A la fin du XIXe siècle, après avoir consolidé sa domination sur la totalité de la société, pour mieux mystifier le peuple, en particulier dans les pays développés en proie à l’âpreté de la lutte des classes, la bourgeoisie eut l’ingénieuse idée d’associer électoralement le peuple à son système régalien de gouvernance. Non politiquement ni économiquement, la différence est importante, comme l’exemple de la France l’illustre en ce moment : les Français ont participé massivement aux dernières élections, pourtant ni leurs choix politiques ni leurs exigences économiques n’ont été respectés. Mais à une condition fondamentale : à aucun moment ce «privilège électoral», formellement concédé par les représentants du capital, ne doit servir de tremplin aux classes populaires pour remettre en cause la hiérarchie des pouvoirs de la société de classe, ni le mode de production capitaliste, ni la propriété privée, ni le salariat.

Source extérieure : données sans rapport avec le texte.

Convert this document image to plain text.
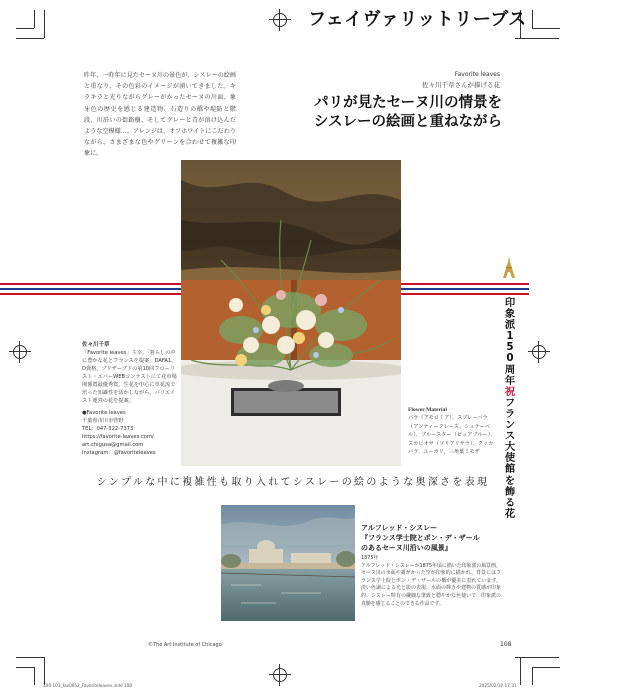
フェイヴァリットリーブス
昨年、一昨年に見たセーヌ川の景色が、シスレーの絵画と重なり、その色彩のイメージが湧いてきました。キラキラと光りながらグレーがかったセーヌの川面、象牙色の歴史を感じる建造物、石造りの橋や堤防と階段、川沿いの街路樹、そしてグレーと青が溶け込んだような空模様…。アレンジは、オフホワイトにこだわりながら、さまざまな色やグリーンを合わせて複雑な印象に。
Favorite leaves
佐々川千草さんが捧げる花
パリが見たセーヌ川の情景を
シスレーの絵画と重ねながら
佐々川千草
「Favorite leaves」主宰。「暮らしの中に豊かな花とフランスを提案」DAFA1、D資格。ブリザーブドの第10回フローリスト・エバーWEBコンテストにて花市場関係賞最優秀賞。生花を中心に草花流で培った知識性を活かしながら、バリエイスト運営の花を提案。
●Favorite leaves
千葉県市川市菅野
TEL：047-322-7373
https://favorite-leaves.com/
art.chigusa@gmail.com
Instagram：@favoriteleaves
Flower Material
バラ（アモロミア）、スプレーバラ（アンティークレース、シュテーベル）、ブルースター（ピュアブルー）、スカビオサ（ソリアリサラ）、クッカバラ、ユーカリ、三角葉ミモザ
印
象
派
1
5
0
周
年
祝
フ
ラ
ン
ス
大
使
館
を
飾
る
花
シンプルな中に複雑性も取り入れてシスレーの絵のような奥深さを表現
©The Art Institute of Chicago
アルフレッド・シスレー
『フランス学士院とポン・デ・ザール
のあるセーヌ川沿いの風景』
1875年
アルフレッド・シスレーが1875年頃に描いた印象派の風景画。セーヌ川の水面や霧がかった空が印象的に描かれ、背景にはフランス学士院とポン・デ・ザールの橋が優美に表れています。淡い色調による光と影の表現、水面の輝きや建物の質感が印象的。シスレー特有の繊細な筆致と穏やかな色使いで、印象派の真髄を感じることのできる作品です。
108
100-103_fav0052_Favoriteleaves.indd 108	2025/02/10 17:31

Autrement dit, le suffrage universel constitue, depuis sa création, une mascarade électorale, permettant d’associer les prolétaires à la reproduction sociale de leur exploitation et aliénation.

Aujourd’hui, du fait de la crise économique systémique, la démocratie, cette dictature éclairée, est en crise. La classe dominante transforme, lentement mais sûrement, sa dictature éclairée, la démocratie, en dictature déclarée.

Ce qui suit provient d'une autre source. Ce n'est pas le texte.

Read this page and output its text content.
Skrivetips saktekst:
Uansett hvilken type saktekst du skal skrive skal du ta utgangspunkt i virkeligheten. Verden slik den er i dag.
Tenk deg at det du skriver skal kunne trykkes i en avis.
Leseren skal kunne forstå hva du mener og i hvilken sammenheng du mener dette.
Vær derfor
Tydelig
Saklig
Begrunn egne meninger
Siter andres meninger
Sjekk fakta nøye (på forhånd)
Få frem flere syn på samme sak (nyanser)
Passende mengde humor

La démocratie, c’est la dictature à visage humain appliquée avec splendeur en temps de prospérité et de paix sociale. La dictature, c’est la démocratie bourgeoise avec son vrai visage barbare, exercée dans toute sa laideur en temps de crise. La démocratie est une dictature qui avance masquée. La dictature est la démocratie bourgeoise qui s’affiche casquée.

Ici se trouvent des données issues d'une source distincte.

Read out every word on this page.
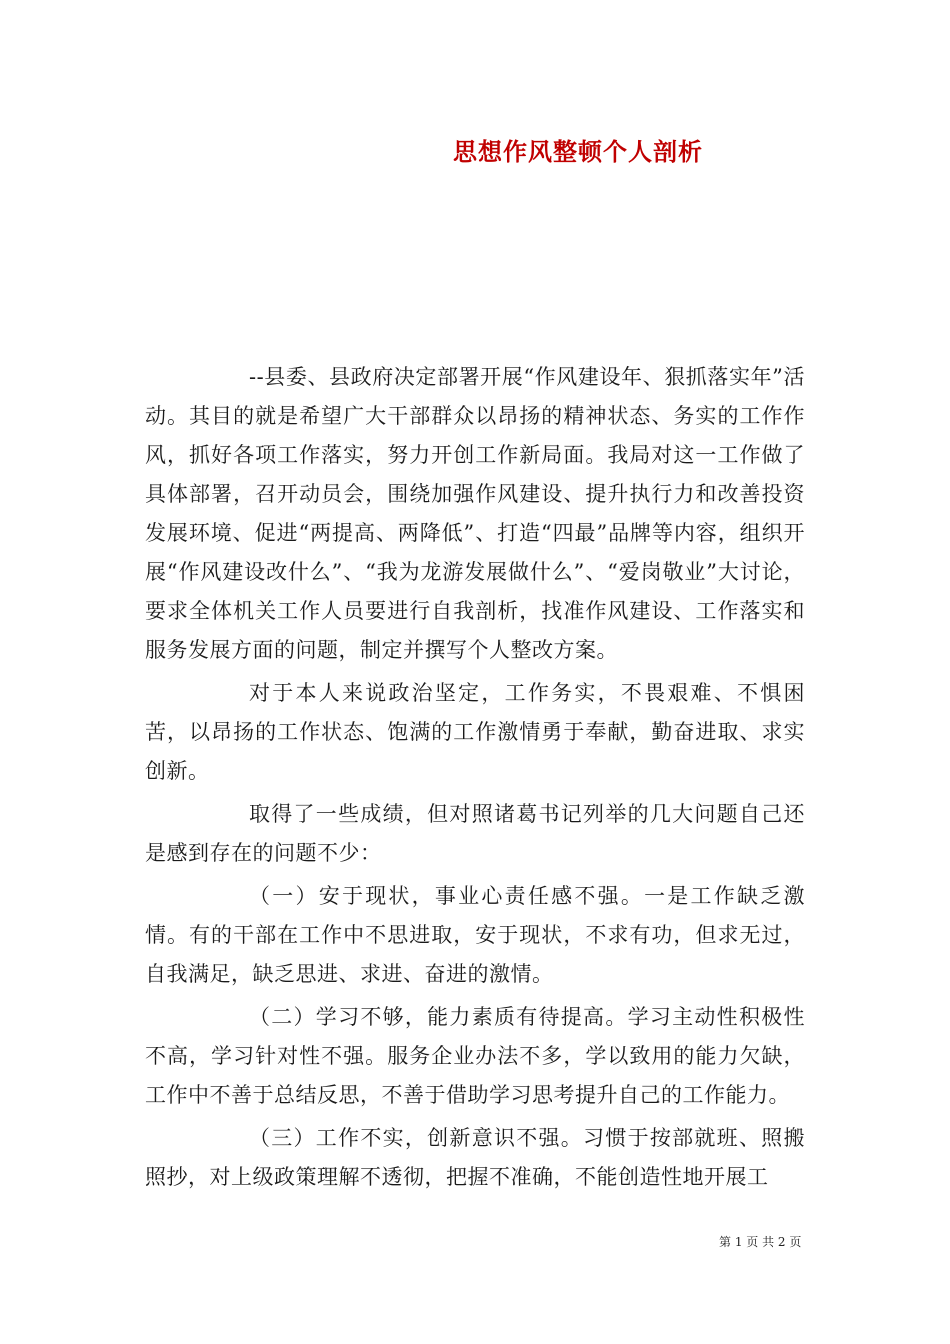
思想作风整顿个人剖析

--县委、县政府决定部署开展“作风建设年、狠抓落实年”活动。其目的就是希望广大干部群众以昂扬的精神状态、务实的工作作风，抓好各项工作落实，努力开创工作新局面。我局对这一工作做了具体部署，召开动员会，围绕加强作风建设、提升执行力和改善投资发展环境、促进“两提高、两降低”、打造“四最”品牌等内容，组织开展“作风建设改什么”、“我为龙游发展做什么”、“爱岗敬业”大讨论，要求全体机关工作人员要进行自我剖析，找准作风建设、工作落实和服务发展方面的问题，制定并撰写个人整改方案。

对于本人来说政治坚定，工作务实，不畏艰难、不惧困苦，以昂扬的工作状态、饱满的工作激情勇于奉献，勤奋进取、求实创新。

取得了一些成绩，但对照诸葛书记列举的几大问题自己还是感到存在的问题不少：

（一）安于现状，事业心责任感不强。一是工作缺乏激情。有的干部在工作中不思进取，安于现状，不求有功，但求无过，自我满足，缺乏思进、求进、奋进的激情。

（二）学习不够，能力素质有待提高。学习主动性积极性不高，学习针对性不强。服务企业办法不多，学以致用的能力欠缺，工作中不善于总结反思，不善于借助学习思考提升自己的工作能力。

（三）工作不实，创新意识不强。习惯于按部就班、照搬照抄，对上级政策理解不透彻，把握不准确，不能创造性地开展工

第 1 页 共 2 页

Démocratie et dictature constituent l’avers et le revers de la même domination du capital.

K. M.

Comment (3)

    Luca
    19 février 2025 - 22 h 29 min

    C’est un pays hyper raciste la france,… il y en a marre, surtout que ces pervers de français nient pour la plupart d’entre eux cet état de fait, ce qui le confirme, car les français sont une population hypocrite. C’est dommage c’est vraiment une perte très lourde pour l’intelligence humaine et les beaux paysages de ce pays européen

    Zenaty
    19 février 2025 - 11 h 22 min

    Je Pense Que le President Macron c est Rapprocher des Thèses du Mazhken et des Sionistes Pour Avoir les Faveurs de Du Président Donald TRUMP. EN JOUANT AU PLUS PRÈS DES ACCORDS D ABRAHAME… MAIS TRUMP… EST IMPREVISIBLE ET IL EST LE NOUVEAU SHÉRIF EN EUROPE….. OU LES EUROPÉENS ONT PEUR DE LA RÉACTION DE L ONCLE SAM…. CAR LE MONDEVAS CHANGER… LES ETATS UNIS VONT S ALLIER AUX BRICS….

    Abou Stroff
    19 février 2025 - 9 h 32 min

    « Aujourd’hui, du fait de la crise économique systémique, la démocratie, cette dictature éclairée, est en crise. La classe dominante transforme, lentement mais sûrement, sa dictature éclairée, la démocratie, en dictature déclarée. » déclare K. M..

    je pense que depuis, au moins, K. Marx, nous savons que la « démocratie …………….. bourgeoise » est synonyme de « dictature ………………. bourgeoise » et l’histoire montre que, lorsque la bourgeoisie (la classe capitaliste) observe que le capitalisme, en tant que système est en crise et que sa « démocratie » ne permet plus une reproduction, sans accroc, du capital en tant que rapport social (i. e. en tant que rapport d’exploitation) et ne peut plus endiguer des mouvements sociaux remettant en cause son hégémonie, elle (la bourgeoisie) favorise l’émergence et la montée en puissance de mouvements autoritaires, pour ne pas dire fascistes*, et leur offre le pouvoir politique pour réprimer les mouvements sociaux anti-capitalistes.
    En outre cette répression devient la norme, en attendant que la crise soit dépassé via un processus de destruction-reconstruction* du capital en tant que partie intégrante du mode de reproduction du capitalisme, en tant que système.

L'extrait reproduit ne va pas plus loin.